If you get within a millimeter or two on each measurement, you can be pretty confident of being able to re-use the spokes. Diameter is the more critical measurement. An error of a given amount in the width measurement affects spoke length by a much smaller amount.


----------



## Mike T. (Feb 3, 2004)

You can find how to measure hubs here -

http://www.wheelpro.co.uk/spokecalc/

Click around.


----------



## baker921 (Jul 20, 2007)

Thanks everybody. Thats just what I needed to get started.


----------



## AndrwSwitch (May 28, 2009)

It sounds like you've got some good information.

I'm just posting to say that I did a hub swap on a front wheel last Fall, and it's been working fine since then. Stuck a $5 Shimano Parallax hub my mechanic had around in in place of the POS Formula loose-ball hub that the wheel came with. It's nice to at least start the season with everything on a bike working.


----------



## pitracon (Aug 29, 2006)

ergott said:


> I can measure overall width, then measure dropout to outside of flange with standard vernier calipers. .5 Overall width - .5 flange width + dropout to flange and I get center to flange.
> 
> -Eric


Hi Eric,
Probably I am missing something. Your formula should read

(0.5 Overall width) - ( 0.5 flange width ) MINUS! dropout to (outside) flange

instead?
So according to this, you consider flange distance as the measurement from OLD/2 to center of flange, correct? Other people, like Roger Musson advocate measuring from OLD/2 to inside of flange instead, just clarifying.

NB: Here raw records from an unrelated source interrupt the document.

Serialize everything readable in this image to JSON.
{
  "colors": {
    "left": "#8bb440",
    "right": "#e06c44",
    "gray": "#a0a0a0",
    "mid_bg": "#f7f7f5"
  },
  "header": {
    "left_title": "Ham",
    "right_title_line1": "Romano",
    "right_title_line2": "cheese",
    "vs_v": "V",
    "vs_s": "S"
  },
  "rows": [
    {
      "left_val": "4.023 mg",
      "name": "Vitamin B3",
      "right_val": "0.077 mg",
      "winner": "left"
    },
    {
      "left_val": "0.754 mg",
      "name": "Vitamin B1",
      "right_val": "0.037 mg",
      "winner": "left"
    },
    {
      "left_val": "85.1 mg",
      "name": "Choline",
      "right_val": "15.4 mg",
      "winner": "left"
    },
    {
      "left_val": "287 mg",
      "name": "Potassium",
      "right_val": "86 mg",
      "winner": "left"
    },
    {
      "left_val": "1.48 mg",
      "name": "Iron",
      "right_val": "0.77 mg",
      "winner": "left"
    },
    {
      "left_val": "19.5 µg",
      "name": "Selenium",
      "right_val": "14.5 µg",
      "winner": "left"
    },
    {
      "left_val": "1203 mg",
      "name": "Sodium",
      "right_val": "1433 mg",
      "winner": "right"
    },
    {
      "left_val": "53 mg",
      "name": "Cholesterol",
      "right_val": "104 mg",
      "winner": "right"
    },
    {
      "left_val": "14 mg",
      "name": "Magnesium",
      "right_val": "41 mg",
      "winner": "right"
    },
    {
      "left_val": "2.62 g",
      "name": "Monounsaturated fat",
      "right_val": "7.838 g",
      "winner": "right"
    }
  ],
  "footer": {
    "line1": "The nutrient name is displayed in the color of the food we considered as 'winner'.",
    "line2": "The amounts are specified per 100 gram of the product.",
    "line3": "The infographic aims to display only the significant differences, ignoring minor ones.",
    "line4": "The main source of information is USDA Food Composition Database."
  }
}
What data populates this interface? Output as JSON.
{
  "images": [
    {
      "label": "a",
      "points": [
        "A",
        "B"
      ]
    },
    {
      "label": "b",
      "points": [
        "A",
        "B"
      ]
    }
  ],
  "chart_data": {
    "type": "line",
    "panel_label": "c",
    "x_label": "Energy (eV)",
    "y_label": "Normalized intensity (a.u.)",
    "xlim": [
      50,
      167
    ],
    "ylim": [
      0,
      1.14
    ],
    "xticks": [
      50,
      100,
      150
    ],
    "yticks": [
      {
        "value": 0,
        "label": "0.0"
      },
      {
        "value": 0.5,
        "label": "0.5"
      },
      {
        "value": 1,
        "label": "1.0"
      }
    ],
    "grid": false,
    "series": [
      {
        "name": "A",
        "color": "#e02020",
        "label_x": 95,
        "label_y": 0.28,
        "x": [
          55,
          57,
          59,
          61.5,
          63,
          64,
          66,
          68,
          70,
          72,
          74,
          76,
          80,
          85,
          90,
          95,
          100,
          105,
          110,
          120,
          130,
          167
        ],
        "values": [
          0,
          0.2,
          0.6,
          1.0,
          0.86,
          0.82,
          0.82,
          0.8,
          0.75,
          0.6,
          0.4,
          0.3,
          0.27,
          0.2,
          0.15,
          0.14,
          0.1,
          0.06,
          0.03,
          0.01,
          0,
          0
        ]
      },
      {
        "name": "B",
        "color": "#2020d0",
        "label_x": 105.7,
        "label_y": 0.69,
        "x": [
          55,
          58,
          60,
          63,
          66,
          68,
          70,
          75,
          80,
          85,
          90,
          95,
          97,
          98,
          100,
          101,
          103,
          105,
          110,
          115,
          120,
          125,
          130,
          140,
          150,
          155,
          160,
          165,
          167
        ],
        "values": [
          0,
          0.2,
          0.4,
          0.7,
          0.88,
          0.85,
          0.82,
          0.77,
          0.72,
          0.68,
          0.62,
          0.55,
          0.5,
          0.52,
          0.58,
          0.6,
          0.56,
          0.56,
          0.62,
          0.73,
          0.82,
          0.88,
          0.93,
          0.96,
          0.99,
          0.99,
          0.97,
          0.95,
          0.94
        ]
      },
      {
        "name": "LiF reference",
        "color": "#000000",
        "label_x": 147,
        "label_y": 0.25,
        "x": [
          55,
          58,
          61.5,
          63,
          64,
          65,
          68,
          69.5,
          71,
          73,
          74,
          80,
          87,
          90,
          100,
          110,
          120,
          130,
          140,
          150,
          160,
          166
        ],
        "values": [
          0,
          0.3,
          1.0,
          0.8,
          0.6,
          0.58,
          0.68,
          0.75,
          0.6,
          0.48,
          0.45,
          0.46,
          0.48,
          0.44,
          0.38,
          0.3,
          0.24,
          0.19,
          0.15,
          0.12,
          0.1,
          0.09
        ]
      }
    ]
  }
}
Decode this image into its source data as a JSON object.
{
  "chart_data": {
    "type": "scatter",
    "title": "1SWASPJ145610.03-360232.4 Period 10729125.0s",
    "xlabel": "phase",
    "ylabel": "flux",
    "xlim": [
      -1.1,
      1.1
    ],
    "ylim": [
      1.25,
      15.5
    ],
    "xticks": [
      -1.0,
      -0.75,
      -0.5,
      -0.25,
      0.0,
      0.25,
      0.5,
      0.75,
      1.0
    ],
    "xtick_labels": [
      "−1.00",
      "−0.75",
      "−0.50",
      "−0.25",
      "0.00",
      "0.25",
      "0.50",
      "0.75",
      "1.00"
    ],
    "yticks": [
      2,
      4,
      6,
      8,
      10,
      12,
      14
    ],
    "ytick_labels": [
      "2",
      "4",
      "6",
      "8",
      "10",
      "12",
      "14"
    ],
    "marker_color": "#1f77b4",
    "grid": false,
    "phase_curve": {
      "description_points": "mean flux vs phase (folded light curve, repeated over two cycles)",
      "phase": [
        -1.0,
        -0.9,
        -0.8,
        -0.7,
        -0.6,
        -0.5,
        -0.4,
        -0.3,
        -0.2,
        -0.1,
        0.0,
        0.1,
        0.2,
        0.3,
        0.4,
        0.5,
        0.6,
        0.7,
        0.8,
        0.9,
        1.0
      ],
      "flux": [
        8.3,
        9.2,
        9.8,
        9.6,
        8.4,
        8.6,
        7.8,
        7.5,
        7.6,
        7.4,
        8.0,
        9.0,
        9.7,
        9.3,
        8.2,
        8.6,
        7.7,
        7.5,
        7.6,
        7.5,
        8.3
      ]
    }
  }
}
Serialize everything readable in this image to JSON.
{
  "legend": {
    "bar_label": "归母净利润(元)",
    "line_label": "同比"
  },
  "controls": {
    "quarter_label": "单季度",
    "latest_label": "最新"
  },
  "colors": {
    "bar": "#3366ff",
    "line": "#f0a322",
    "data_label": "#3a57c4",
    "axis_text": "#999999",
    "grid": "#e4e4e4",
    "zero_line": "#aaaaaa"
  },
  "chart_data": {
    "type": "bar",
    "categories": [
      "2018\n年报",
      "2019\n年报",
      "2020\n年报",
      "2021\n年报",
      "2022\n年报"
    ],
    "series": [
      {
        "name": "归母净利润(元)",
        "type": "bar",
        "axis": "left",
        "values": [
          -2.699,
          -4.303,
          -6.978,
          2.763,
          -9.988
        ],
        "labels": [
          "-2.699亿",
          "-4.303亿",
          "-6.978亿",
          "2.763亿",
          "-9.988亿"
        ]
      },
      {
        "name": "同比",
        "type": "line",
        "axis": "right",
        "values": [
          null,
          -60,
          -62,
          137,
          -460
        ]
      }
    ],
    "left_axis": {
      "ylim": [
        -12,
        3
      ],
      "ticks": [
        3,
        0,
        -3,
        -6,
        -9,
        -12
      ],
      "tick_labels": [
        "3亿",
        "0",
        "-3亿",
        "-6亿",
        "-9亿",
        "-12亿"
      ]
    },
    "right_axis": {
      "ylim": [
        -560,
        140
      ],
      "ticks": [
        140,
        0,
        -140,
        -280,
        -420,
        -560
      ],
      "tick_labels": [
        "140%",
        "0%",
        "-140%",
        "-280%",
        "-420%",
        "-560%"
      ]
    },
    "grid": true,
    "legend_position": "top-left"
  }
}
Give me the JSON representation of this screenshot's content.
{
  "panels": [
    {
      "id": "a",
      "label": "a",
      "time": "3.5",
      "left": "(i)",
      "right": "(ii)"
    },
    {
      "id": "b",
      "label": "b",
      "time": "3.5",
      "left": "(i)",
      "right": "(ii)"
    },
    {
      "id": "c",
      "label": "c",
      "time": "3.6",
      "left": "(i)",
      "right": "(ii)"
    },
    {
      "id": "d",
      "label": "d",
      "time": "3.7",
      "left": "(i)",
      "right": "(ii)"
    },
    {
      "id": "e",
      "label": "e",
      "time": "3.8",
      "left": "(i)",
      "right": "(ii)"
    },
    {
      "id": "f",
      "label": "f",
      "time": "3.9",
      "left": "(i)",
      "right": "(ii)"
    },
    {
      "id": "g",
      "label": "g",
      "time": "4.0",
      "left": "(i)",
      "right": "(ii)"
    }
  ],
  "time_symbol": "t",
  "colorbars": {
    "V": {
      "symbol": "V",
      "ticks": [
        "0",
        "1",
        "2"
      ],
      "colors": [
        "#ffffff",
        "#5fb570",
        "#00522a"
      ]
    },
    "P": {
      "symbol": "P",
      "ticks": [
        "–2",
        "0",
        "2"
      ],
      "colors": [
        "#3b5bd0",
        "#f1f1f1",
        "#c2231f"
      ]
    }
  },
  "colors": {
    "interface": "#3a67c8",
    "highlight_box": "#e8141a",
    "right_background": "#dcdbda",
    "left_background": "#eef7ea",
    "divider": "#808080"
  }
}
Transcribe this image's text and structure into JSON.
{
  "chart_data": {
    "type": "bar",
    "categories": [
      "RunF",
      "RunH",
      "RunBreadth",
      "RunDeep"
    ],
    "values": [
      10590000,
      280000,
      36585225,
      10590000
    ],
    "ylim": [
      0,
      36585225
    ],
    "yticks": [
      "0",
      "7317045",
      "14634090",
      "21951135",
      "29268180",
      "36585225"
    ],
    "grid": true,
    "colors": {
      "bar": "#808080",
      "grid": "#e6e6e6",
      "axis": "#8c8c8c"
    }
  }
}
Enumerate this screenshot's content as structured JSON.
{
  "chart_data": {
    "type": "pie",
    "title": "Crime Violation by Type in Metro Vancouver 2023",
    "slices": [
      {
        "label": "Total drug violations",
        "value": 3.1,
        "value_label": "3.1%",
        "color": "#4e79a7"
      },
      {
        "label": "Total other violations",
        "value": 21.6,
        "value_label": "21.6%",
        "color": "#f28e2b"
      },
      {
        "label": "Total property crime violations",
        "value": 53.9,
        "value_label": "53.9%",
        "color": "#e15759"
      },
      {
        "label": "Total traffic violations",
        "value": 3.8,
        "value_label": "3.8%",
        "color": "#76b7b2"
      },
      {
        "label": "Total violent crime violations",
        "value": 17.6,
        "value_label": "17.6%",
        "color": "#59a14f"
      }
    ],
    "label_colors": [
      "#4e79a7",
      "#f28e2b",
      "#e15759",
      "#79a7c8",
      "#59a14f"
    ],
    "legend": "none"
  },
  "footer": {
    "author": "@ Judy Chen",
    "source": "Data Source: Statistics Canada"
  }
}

Many thanks for your answer and time.


----------



## TomH (Oct 6, 2008)

Center to flange is the way all the calculators ive used are setup. I like the DT swiss calc the best, and it requires center to flange and diameter.

I cheat and use CAD after a few quick measurements


----------



## ergott (Feb 26, 2006)

Using center to center of the flange is best in the spirit of accuracy. Truth is using center to outside or inside measurement will not change spoke length enough to make a significant difference.


----------